Außerdem sind Plakataktionen mit dem gleichen Motiv geplant. "Es muss dabei klar gestellt werden, dass diese Morde nichts mit einer religiösen Pflicht zu tun haben", sagt Güner Y. Balci. Vielen Muslimen sei immer noch nicht bewusst, dass es sich bei Zwangsverheiratungen und Ehrenmorden um archaische, vorislamische Traditionen handele.
Über Saithan ist dieses Jahr ein Fernsehfeature geplant, an dessen Realisierung auch Güner Y. Balci beteiligt ist. "Wir wollen Saithan in seinem Alltag begleiten, und die Lebenssituation beleuchten, in der er und viele junge Migranten sich befinden."
Ob sich der 16-jährige Saithan dann souveräner als bisher in Szene setzen kann, bleibt abzuwarten.
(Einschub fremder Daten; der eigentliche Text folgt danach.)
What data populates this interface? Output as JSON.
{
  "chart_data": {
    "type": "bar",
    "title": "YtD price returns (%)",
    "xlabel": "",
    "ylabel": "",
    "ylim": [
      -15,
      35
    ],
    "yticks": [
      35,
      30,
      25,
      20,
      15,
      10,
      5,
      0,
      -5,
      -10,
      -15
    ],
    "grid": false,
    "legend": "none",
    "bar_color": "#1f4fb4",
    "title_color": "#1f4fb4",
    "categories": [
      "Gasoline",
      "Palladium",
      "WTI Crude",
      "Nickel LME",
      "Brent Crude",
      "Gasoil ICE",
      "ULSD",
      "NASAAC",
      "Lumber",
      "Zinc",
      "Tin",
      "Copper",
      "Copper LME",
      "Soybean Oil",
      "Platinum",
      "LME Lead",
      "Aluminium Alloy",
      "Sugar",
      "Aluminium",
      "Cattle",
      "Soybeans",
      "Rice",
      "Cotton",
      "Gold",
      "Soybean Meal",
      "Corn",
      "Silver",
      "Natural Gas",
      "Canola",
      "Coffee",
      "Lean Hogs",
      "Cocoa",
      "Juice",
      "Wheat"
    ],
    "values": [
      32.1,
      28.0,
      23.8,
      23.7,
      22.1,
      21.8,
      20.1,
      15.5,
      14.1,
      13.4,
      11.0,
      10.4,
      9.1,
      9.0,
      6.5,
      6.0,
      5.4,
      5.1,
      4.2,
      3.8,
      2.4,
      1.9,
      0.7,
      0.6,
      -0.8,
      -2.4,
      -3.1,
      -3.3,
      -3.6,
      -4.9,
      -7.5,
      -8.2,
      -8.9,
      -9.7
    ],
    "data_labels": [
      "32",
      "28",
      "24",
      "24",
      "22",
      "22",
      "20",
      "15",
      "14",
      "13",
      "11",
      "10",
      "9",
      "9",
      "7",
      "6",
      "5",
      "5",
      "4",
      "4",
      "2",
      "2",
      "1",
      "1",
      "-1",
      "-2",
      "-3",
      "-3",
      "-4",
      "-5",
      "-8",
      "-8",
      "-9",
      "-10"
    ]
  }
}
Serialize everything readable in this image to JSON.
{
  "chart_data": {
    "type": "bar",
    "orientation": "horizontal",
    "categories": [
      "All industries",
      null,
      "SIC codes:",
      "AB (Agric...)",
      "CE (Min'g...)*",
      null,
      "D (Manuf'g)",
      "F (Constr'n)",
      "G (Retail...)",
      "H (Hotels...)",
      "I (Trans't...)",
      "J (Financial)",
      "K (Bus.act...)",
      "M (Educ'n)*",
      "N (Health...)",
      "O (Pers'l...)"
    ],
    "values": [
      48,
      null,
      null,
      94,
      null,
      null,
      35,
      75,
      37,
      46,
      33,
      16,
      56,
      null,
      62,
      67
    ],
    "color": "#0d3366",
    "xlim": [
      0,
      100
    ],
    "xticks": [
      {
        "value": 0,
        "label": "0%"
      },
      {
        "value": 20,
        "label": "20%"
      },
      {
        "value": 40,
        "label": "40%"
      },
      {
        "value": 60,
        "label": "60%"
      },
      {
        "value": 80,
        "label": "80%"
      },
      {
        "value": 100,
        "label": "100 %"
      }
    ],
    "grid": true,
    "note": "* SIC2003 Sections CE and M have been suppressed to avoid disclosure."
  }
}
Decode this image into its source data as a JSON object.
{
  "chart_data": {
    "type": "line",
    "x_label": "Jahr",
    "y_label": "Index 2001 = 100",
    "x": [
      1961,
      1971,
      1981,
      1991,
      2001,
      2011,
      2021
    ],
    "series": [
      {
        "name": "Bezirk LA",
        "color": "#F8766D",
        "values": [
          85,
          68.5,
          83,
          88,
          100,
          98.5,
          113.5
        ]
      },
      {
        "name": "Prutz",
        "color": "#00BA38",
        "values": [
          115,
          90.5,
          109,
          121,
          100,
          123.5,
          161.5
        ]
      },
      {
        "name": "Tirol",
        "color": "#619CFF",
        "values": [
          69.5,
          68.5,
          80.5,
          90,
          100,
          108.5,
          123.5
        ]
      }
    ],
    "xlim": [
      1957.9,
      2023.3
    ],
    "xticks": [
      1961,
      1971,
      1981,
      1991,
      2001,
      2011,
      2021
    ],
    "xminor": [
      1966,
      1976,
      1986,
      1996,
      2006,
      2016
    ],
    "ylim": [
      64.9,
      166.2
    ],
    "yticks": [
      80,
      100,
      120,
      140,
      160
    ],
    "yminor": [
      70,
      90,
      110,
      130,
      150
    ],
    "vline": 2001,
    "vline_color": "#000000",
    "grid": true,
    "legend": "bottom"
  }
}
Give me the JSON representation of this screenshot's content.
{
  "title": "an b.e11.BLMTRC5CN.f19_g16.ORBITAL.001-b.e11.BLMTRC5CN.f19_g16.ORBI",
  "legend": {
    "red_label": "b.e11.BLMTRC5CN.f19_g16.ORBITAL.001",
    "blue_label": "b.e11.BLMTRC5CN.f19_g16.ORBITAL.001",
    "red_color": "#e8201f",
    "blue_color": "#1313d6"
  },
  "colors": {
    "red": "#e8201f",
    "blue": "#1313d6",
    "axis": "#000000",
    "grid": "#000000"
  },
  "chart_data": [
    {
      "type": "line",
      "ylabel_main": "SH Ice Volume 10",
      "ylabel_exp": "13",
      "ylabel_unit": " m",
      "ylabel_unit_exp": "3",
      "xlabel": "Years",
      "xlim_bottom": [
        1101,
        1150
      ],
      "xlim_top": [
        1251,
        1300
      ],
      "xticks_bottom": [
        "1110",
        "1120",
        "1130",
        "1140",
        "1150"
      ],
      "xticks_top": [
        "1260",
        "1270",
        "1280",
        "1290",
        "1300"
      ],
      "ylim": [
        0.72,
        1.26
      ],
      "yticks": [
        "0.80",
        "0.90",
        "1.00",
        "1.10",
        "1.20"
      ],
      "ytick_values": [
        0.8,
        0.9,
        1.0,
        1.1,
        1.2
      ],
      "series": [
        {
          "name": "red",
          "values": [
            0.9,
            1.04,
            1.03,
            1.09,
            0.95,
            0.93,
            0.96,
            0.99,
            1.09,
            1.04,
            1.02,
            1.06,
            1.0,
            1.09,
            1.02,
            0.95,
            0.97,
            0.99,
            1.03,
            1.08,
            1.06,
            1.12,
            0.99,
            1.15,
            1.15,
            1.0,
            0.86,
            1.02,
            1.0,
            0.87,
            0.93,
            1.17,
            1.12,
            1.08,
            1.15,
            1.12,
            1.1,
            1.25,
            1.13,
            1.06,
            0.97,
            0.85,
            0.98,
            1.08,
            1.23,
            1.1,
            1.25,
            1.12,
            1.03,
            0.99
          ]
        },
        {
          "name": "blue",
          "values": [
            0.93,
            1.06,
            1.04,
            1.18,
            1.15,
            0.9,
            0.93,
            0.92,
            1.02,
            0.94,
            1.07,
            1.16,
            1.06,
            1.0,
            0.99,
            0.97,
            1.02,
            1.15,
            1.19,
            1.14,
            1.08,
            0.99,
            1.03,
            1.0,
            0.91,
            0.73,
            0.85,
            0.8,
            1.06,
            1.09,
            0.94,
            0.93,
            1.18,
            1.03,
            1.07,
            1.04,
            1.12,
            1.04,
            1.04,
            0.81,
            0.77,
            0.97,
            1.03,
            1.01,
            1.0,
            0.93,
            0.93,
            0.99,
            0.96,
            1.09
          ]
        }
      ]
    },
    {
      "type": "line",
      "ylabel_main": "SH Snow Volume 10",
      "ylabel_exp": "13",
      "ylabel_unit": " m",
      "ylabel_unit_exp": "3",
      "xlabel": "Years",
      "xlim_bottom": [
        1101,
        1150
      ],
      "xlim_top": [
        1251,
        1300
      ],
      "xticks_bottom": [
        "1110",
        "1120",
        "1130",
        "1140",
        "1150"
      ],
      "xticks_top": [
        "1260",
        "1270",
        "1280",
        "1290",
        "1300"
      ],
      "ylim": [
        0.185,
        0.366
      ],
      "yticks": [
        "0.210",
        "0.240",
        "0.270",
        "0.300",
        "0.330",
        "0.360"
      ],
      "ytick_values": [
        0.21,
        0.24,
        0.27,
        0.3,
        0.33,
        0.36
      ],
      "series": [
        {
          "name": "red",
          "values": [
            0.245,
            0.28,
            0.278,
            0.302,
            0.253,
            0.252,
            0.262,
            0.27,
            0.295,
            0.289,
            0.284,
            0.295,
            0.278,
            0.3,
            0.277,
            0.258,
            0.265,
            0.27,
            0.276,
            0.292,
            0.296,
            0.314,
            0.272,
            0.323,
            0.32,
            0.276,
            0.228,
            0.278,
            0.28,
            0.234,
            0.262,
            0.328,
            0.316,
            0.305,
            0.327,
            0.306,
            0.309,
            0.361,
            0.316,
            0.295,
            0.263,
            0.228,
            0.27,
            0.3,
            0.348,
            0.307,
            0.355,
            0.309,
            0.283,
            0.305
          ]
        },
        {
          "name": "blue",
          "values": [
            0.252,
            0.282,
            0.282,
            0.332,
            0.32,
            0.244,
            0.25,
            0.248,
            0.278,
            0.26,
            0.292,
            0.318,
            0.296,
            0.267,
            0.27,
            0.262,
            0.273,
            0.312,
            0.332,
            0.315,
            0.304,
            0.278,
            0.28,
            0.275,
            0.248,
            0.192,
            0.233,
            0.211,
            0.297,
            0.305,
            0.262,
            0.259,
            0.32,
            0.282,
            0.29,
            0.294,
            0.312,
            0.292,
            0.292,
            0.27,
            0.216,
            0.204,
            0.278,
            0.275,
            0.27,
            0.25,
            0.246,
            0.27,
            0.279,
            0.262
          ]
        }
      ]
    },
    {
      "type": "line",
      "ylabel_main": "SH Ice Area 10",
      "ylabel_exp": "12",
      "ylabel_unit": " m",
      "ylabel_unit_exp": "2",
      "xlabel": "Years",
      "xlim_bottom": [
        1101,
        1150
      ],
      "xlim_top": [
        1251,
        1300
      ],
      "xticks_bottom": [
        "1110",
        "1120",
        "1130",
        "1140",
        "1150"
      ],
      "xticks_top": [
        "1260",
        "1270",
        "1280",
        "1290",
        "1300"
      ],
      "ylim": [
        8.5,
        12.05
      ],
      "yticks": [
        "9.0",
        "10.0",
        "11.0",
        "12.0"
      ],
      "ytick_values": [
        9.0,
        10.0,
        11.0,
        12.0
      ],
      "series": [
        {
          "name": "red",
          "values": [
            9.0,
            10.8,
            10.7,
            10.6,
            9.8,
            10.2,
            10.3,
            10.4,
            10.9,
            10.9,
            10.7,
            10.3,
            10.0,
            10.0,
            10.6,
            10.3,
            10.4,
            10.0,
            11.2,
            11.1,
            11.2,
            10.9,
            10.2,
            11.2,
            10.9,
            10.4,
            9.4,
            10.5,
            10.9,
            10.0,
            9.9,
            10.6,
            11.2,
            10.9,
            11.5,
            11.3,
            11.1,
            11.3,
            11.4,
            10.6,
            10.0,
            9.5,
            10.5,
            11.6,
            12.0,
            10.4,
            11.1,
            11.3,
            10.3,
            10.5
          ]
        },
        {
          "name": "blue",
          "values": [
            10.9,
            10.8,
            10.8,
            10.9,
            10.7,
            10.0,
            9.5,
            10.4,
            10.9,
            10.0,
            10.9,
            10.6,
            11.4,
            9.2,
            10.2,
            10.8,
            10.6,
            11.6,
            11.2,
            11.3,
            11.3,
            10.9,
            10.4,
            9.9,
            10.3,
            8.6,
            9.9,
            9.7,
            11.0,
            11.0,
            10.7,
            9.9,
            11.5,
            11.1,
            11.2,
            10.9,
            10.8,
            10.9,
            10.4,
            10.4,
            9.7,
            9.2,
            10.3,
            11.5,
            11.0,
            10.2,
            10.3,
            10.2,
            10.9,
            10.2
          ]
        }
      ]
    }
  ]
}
Er ist ein zurückhaltender Mensch, sogar ein wenig schüchtern. Auf die Frage, ob er weiterhin sein Gesicht gegen Gewalt und Unrecht zeigen möchte, antwortet er erst nach längerem Nachdenken: "Eigentlich schon. Sehr gerne." Später will er einmal Rechtsanwalt werden. Dann könnte er sich immer für Gerechtigkeit einsetzen.